Cannon High School Students and Community Members will plant 900 trees. 100 each of 9 varieties of native TN trees. The project is organized by the Stones River Water Association. Funding is coming from the Hull-York Lakeland RC&D Council and Short Mountain Coffee.
"I am very excited to have these trees planted in Dillon Park along the Stones River," Woodbury Mayor Harold Patrick said. "This will be a great start of a very important project that will enhance our efforts to control storm water and beautify our park. Many thanks to Neal Appelbaum, The Stones River Watershed Association, Hull-York Lakeland RC&D council, Short Mountain Coffee, and the students and community members that will participate in this event. This certainly will be of great benefit to the Town of Woodbury."
1-2 year old saplings will be planted along the Stones River as it passes through Dillon Park. The goal is grow a tree buffer along the river that will help stabilize the bank, control stormwater, and provide wildlife habitat while also beautifying the park.

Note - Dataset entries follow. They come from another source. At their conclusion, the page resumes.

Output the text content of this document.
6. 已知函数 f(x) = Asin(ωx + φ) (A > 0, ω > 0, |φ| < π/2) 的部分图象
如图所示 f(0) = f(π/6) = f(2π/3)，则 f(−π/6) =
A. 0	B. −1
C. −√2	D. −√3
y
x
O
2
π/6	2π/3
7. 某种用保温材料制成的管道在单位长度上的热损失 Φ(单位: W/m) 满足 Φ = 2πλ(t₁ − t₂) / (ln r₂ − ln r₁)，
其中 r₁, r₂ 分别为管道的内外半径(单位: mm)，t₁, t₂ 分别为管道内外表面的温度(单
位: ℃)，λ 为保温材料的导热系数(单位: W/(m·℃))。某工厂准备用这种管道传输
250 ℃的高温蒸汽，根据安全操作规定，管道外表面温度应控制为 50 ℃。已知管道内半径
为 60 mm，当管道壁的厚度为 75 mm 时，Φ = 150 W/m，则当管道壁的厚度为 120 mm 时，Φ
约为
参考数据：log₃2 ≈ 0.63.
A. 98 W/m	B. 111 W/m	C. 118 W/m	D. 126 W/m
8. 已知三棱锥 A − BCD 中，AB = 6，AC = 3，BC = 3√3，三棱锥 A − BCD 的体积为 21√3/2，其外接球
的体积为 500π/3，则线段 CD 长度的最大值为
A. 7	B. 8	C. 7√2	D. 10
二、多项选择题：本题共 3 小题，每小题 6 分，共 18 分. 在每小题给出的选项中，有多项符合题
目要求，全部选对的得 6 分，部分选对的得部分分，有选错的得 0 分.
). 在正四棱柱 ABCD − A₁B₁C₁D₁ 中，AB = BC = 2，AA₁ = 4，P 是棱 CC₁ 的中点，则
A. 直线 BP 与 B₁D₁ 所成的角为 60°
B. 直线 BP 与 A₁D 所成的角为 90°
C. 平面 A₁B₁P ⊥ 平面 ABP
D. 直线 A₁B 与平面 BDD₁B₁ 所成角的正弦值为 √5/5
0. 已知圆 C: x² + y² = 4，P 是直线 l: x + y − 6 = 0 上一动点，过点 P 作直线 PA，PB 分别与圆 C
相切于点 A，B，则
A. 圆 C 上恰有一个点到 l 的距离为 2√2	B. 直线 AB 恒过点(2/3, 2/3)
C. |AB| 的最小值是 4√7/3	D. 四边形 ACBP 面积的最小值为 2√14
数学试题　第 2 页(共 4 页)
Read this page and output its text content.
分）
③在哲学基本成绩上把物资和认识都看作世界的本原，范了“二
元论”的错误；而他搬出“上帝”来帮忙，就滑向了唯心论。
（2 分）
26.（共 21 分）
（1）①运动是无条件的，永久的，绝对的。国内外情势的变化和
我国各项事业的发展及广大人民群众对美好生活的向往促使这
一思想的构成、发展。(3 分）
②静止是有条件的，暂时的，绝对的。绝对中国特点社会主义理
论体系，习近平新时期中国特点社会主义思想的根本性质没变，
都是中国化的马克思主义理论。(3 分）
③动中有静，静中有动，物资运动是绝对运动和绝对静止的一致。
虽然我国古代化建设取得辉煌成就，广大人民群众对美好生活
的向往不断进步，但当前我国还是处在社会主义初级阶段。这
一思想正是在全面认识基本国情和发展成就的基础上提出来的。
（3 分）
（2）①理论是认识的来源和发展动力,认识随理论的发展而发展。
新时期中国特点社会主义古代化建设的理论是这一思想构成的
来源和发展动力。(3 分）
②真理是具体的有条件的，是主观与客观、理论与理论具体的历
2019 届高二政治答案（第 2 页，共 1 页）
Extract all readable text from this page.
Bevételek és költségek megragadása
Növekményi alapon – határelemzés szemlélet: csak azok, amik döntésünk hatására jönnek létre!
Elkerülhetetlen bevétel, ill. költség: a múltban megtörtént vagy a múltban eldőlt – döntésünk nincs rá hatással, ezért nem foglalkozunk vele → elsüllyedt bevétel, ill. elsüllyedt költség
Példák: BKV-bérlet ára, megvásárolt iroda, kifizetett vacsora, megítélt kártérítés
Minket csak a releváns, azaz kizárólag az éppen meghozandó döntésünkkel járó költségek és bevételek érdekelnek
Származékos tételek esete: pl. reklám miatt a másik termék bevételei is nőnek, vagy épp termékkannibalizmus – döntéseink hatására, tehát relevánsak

Over the next few years additional work will be performed to remove the invasive plants growing along the river.
"This is a 100 year effort. Students and their children and grandchildren will back at this day and know that they made it happen," says Neal Appelbaum, Vice President of the Stones River Watershed Association. www.stoneswatershed.org.
Please join students and neighbors from 1pm-3pm on Thursday March 3. Wear boots and bring a shovel.